CVE-2019-14883
Description
In Moodle 3.6 and 3.7, tokens for inline email attachments were not disabled after account deactivation, allowing persistent file access if token and path known.
AI Insight
LLM-synthesized narrative grounded in this CVE's description and references.
In Moodle 3.6 and 3.7, tokens for inline email attachments were not disabled after account deactivation, allowing persistent file access if token and path known.
Vulnerability
Details
In Moodle 3.6 before 3.6.7 and 3.7 before 3.7.3, tokens used to fetch inline attachments in email notifications were not properly invalidated when a user's account became inactive. [1] This oversight means that even after an account is disabled, the tokens within previously sent email bodies remain valid for retrieving the associated files. [3]
Exploitation
Scenario
To exploit this vulnerability, an attacker would need both the token and the file path. [1] Since the token is embedded in the email notification, a user who still has access to the email (e.g., in their mailbox) can use the token to access the files without being logged into Moodle. The attack does not require authentication to the platform, only possession of the token and knowledge of the server's file structure.
Impact
An attacker who obtains a valid token and file path can retrieve any inline attachment originally sent in email notifications, potentially exposing sensitive user data or course materials. [1] This could lead to unauthorized disclosure of information.
Mitigation
The vulnerability has been patched in Moodle 3.6.7 and 3.7.3. [1] Administrators are advised to upgrade to these versions or later to ensure tokens are revoked upon account deactivation. [3] The Moodle project maintains the fix in the official repository. [2]

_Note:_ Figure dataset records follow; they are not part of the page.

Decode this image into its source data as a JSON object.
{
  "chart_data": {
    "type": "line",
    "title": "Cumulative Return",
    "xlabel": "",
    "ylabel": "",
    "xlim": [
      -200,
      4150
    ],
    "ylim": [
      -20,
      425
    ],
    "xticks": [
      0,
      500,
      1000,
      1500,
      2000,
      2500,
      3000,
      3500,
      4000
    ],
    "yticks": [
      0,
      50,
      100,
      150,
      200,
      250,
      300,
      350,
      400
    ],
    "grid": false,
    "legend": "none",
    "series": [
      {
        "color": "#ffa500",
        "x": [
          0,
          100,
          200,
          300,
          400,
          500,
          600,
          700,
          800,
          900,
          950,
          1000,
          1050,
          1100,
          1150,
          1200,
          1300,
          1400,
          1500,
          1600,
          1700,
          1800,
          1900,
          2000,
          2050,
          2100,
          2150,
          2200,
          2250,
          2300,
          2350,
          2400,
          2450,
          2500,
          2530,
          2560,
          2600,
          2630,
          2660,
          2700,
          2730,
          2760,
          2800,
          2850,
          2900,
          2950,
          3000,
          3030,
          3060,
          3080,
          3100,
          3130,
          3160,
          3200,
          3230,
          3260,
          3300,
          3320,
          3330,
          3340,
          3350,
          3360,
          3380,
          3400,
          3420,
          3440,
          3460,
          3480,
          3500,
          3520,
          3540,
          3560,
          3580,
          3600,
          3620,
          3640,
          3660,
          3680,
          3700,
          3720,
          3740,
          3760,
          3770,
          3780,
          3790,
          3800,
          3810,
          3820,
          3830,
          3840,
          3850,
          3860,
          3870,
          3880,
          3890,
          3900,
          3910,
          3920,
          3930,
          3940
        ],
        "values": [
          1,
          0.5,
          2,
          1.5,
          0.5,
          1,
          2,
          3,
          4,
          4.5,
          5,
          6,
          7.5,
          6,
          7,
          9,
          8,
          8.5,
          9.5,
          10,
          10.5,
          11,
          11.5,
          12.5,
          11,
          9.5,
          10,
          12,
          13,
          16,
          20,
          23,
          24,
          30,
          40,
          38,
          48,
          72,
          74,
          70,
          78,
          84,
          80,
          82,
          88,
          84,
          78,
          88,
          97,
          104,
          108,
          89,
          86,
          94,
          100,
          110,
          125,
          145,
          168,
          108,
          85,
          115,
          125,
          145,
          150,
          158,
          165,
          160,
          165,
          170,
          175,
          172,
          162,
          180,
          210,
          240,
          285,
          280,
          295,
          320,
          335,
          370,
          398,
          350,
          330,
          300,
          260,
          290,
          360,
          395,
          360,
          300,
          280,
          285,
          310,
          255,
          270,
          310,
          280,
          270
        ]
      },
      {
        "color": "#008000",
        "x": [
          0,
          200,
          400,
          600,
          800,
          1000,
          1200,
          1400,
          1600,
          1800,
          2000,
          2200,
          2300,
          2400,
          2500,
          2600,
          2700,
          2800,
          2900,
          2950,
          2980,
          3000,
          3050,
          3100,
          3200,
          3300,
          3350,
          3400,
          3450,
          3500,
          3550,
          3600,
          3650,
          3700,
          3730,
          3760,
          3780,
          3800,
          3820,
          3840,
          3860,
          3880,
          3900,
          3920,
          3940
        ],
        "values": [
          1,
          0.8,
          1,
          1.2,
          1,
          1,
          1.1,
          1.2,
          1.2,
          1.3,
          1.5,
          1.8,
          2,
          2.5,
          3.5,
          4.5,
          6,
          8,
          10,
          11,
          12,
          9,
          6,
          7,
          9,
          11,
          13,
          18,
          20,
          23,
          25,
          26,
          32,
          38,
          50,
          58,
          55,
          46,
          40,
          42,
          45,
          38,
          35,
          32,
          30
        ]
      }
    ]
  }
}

AI Insight generated on May 21, 2026. Synthesized from this CVE's description and the cited reference URLs; citations are validated against the source bundle.
Affected packages
Versions sourced from the GitHub Security Advisory.
| Package | Affected versions | Patched versions |
|---|---|---|
moodle/moodlePackagist | >= 3.6, < 3.6.7 | 3.6.7 |
moodle/moodlePackagist | >= 3.7, < 3.7.3 | 3.7.3 |
Affected products
2- Moodle/Moodledescription
Patches
0No patches discovered yet.
Vulnerability mechanics
AI mechanics synthesis has not run for this CVE yet.
References
4- github.com/advisories/GHSA-774q-wfcp-vc2qghsaADVISORY
- nvd.nist.gov/vuln/detail/CVE-2019-14883ghsaADVISORY
- bugzilla.redhat.com/show_bug.cgighsax_refsource_CONFIRMWEB
- moodle.org/mod/forum/discuss.phpghsax_refsource_CONFIRMWEB
News mentions
0No linked articles in our index yet.